The arc discharge method, the first introduced synthesizing method, is a fabrication method obtained by modifying an apparatus when the carbon nanotube was first discovered. In this method, carbon nanotubes are formed by discharging arc between two carbon bars. Herein, it is known that the largest amount of carbon nanotubes can be synthesized in an environment having a uniform pressure of 400 to 700 torr with helium gas and a uniform cooling speed.
The CVD is a method in which when a raw material gas comprising a desired material is injected into a reactor, it receives energy from heat or plasma to be decomposed. In this process, the desired material reaches a surface of a substrate to thereby form a film.
However, the conventional synthesizing methods have some problems with respect to their application in using the carbon nanotubes as follows.
The laser ablation method can provide only the SWNT and cannot control a SWNT having semiconductor characteristics and a SWNT having conductor characteristics. In addition, this method cannot synthesize a large amount of carbon nanotubes. Accordingly, this method is not suitable for commercializing carbon nanotube application products.
In case of the arc discharge method, since the carbon nanotubes are formed through an arc discharge between the two carbon bars, it cannot have high purity and can contain various impurities. Like the laser ablation method, this method also has a large structural difficulty in synthesizing a large amount of carbon nanotubes.
The CVD method allows a large amount of carbon nanotubes to synthesize with relatively high purity, and as shown in FIG. 1, carbon nanotubes can be formed at desired portions by patterning a transition metal, which is a metal catalyst. However, this method also has a problem that the carbon nanotubes are formed only in a vertical direction on the metal catalyst, and since the metal catalyst is requisite for formation of the carbon nanotubes, its application field is limited.
In addition, most of the synthesizing methods require a high temperature process (about 500° C. to 4000° C.). Accordingly, in order to selectively obtain carbon nanotubes, existent methods used in the semiconductor process are quite limited. Moreover, since most of the synthesizing methods cannot form the carbon nanotubes in a multi-layer configuration, their application is limited only to a planar structure.
Furthermore, since the carbon nanotubes synthesized in the directly patterned shape contain various impurities such as amorphous carbon and the metal catalyst, a purification process must be performed on the carbon nanotubes.
FIG. 1 is a cross-sectional view illustrating sequential processes of a conventional CVD method.
As shown in FIG. 1, the structure obtained by performing the processes of the conventional CVD method comprises a substrate 1, a metal catalyst 2, a mold 3, and carbon nanotubes 5.
Processes of forming the carbon nanotubes on the substrate 1 by using the conventional CVD method will now be described.
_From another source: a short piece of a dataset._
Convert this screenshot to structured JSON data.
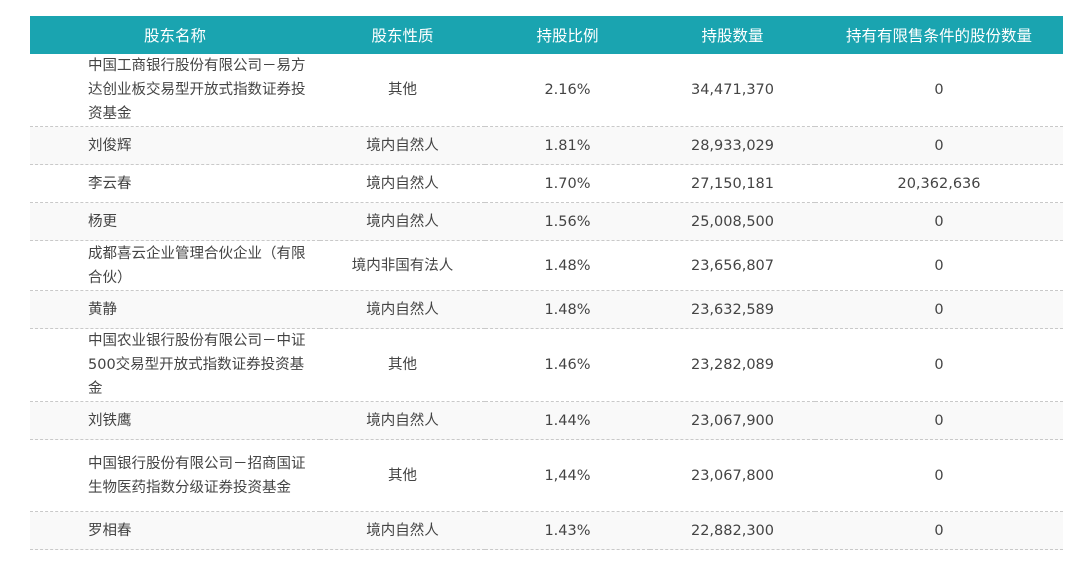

Reference numeral 100A indicates a step of forming the mold 3 in the processes of the CVD method. In this step, the metal catalyst 2 is mounted on an upper surface of the substrate 1 and then the patterned mold 3 is mounted on an upper surface of the metal catalyst 2. The mold 3 is a sort of a photosensitive material such as photoresist.
Reference numeral 100B indicates a step of patterning the mold 3 mounted on the metal catalyst 2. In this step, infrared rays are applied onto the upper surface of the formed mold 3 for a predetermined time. Accordingly, a portion of the metal catalyst 2 that is received the infrared rays, except for the portion on which the mold 3 is mounted, can be patterned through a photolithography process.
Reference numeral 100C indicates a step of forming carbon nanotubes 5 on the upper surface of the metal catalyst 2 that is patterned through a high temperature (about 500° C. to 4000° C.) synthesizing method.
As afore-mentioned, the processes of the conventional CVD method have the problem that the carbon nanotubes are formed only vertically on the metal catalyst 2 and the metal catalyst 2 is requisite, resulting in a limitation of its application field.